The Court of International Trade on July 2 said in a text-only order it will hold oral argument on importer Detroit Axle's challenge of President Donald Trump's decision to eliminate the de minimis threshold for Chinese products via the International Emergency Economic Powers Act. While CIT Judges Gary Katzmann, Timothy Reif and Jane Restani stayed consideration of the importer's claims against the tariffs on China issued under IEEPA, the judges set a July 10 oral argument date for consideration of the company's motion for a preliminary injunction against the end of the de minimis threshold (Axle of Dearborn, d/b/a Detroit Axle v. Dep't of Commerce, CIT # 25-00091).
The Court of International Trade on July 3 let importer Bridgestone Americas Tire Operations add three documents to the record in a case on the Commerce Department's antidumping duty investigation on truck and bus tires from Thailand. Judge Gary Katzmann said the documents are needed to review whether Commerce improperly declined to add the documents to the record in the AD investigation.

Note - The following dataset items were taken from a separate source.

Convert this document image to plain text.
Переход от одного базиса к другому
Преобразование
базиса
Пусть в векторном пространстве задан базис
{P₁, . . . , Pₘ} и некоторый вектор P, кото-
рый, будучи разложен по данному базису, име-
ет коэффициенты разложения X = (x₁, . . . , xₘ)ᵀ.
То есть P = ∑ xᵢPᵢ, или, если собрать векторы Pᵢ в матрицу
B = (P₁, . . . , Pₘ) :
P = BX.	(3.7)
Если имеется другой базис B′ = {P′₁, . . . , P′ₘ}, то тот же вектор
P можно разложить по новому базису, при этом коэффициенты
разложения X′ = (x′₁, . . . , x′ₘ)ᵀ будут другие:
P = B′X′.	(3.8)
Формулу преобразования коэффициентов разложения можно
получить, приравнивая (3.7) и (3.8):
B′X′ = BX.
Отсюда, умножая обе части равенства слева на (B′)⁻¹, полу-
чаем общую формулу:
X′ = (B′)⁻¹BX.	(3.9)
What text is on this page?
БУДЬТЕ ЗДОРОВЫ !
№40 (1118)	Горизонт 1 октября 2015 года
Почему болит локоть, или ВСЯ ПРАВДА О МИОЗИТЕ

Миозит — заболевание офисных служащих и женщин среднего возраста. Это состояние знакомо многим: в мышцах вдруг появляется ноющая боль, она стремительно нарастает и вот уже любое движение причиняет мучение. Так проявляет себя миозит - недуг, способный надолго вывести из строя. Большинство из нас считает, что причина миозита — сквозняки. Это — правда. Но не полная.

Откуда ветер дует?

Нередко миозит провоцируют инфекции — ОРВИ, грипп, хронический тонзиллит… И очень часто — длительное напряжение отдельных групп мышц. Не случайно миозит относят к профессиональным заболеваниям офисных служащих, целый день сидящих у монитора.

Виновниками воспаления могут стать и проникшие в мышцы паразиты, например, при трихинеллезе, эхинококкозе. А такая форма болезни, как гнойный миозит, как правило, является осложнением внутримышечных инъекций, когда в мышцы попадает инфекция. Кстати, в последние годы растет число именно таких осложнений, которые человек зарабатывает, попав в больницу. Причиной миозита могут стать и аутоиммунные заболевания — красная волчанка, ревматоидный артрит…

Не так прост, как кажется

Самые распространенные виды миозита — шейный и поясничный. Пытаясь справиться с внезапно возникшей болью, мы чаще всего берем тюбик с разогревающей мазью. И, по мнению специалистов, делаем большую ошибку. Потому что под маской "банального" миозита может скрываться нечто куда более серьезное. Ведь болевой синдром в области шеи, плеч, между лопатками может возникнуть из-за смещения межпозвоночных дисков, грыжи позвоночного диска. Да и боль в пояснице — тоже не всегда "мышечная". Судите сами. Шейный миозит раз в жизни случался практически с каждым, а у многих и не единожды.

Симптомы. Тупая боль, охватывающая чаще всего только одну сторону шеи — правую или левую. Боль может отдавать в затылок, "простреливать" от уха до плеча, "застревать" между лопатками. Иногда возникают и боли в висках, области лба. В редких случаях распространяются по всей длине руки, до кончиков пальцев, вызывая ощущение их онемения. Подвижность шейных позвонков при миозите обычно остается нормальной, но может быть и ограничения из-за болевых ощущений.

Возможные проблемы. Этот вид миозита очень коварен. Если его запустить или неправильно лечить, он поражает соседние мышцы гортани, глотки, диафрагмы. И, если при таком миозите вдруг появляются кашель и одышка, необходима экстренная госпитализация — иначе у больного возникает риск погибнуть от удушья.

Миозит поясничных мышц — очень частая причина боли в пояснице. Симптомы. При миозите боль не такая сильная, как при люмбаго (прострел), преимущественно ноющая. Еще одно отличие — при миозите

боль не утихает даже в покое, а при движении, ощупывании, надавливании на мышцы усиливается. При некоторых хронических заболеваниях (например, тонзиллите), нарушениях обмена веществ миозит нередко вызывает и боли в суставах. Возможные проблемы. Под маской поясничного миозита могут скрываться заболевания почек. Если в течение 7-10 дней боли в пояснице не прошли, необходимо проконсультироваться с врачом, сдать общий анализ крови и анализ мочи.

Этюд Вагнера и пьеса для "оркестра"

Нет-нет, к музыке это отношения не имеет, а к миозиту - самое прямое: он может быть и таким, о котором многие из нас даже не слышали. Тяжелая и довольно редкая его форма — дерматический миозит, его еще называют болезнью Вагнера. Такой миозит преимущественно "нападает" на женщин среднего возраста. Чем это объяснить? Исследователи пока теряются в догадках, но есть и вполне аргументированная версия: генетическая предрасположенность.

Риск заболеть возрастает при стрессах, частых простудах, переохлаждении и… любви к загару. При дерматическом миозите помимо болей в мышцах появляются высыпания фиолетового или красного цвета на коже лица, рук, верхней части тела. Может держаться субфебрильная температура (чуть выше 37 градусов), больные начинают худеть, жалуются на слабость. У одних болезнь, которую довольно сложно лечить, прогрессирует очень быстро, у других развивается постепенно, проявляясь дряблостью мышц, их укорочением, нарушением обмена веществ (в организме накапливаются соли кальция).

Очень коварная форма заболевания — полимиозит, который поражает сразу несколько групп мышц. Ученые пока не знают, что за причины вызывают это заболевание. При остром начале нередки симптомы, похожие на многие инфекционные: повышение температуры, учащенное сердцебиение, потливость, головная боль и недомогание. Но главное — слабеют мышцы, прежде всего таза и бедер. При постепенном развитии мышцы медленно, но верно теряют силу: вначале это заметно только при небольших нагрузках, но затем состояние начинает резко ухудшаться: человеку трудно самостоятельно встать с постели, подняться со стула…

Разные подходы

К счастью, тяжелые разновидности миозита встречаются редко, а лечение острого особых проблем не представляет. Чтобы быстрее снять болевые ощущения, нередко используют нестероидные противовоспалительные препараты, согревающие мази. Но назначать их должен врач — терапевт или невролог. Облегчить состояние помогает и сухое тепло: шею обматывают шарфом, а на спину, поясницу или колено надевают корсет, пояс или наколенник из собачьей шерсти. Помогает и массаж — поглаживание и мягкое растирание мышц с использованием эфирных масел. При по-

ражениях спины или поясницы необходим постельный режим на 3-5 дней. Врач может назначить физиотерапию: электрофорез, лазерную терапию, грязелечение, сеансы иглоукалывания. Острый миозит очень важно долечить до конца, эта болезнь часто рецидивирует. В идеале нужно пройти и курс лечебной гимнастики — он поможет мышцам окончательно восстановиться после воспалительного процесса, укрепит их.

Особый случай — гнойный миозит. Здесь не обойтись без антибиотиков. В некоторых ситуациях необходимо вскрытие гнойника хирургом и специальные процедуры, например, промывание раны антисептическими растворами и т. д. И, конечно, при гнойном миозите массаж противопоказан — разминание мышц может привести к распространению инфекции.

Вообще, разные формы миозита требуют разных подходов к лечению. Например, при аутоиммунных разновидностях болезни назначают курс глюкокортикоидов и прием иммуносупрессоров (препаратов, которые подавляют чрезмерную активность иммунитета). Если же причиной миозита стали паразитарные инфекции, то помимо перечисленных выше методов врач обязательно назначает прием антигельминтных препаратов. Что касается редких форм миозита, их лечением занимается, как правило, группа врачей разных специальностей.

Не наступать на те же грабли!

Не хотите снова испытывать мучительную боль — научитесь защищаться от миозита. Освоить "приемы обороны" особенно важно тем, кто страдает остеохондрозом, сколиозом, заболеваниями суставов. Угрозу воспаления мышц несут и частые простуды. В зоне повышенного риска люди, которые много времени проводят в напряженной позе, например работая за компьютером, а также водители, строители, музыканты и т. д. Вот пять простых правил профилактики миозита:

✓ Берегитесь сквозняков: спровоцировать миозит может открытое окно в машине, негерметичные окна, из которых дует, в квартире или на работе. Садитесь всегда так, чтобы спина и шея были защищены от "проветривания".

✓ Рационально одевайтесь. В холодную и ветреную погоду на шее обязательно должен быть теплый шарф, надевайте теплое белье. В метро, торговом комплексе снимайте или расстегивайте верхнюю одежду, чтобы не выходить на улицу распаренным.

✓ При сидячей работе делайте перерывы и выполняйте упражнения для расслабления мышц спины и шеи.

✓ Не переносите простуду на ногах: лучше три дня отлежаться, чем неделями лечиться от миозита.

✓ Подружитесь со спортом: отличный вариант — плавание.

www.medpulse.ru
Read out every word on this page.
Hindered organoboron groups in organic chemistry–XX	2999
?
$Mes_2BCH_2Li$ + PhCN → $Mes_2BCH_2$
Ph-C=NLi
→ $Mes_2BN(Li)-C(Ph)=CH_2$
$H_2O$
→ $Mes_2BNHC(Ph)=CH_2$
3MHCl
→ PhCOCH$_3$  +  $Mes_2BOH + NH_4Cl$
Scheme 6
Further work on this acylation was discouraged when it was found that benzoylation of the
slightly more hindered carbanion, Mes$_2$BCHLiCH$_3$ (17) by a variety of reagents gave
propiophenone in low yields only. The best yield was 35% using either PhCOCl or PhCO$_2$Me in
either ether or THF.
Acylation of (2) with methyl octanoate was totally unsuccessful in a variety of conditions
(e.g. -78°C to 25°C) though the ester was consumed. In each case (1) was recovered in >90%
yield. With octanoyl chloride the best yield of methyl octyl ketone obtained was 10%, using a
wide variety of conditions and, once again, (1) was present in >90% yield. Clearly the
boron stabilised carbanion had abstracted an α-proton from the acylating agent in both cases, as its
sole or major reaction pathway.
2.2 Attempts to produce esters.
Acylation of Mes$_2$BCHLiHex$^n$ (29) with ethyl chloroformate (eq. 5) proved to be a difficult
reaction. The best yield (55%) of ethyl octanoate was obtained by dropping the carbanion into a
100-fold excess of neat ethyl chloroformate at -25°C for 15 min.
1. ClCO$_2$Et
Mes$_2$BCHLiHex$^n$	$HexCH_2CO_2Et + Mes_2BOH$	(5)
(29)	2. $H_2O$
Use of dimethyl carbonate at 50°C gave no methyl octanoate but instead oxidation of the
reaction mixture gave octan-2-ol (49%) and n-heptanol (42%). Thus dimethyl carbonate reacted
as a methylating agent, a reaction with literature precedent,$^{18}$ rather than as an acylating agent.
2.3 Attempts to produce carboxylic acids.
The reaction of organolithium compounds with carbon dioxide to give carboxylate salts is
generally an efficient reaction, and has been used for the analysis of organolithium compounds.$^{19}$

The U.S. Court of Appeals for the 9th Circuit's recent ruling in a trade-related False Claims Act case likely will create more customs fraud enforcement led by private parties and should lead importers to be extra wary that they are complying with U.S. trade laws, various laws firms said. The case is Island Industries v. Sigma Corp. (9th Cir. # 22-55063).
The U.S. sought reconsideration of the Court of International Trade’s May 2 ruling that importer BASF Corp.’s fish oil ethyl ester concentrates are “extracts of fish” under Harmonized Tariff Schedule heading 1603, not “food preparations” under heading 2106. It said the court “overlooked” Explanatory Note 16.03 for heading 1603 to create an impracticably broad definition of "fish extracts" (BASF Corp. v. United States, CIT Consol. # 13-00318) (see 2506040076).
After the Commerce Department chose on remand to again directly value antidumping duty review mandatory respondent Neimenggu Fufeng Biotechnologies’ energy costs in an AD administrative review, the exporter said June 20 in response that the department just “recycled” its initial results (Neimenggu Fufeng Biotechnologies Co. v. United States, CIT # 23-00068).
Importer BASF Corp. pushed back July 2 against a U.S. attempt to seek reconsideration of Court of International Trade Judge Gary Katzmann’s decision that BASF’s fish oil should be classified as fish extracts, not as food preparations (see 2506040076 and 2505020018) (BASF Corp. v. United States, CIT Consol. # 13-00318).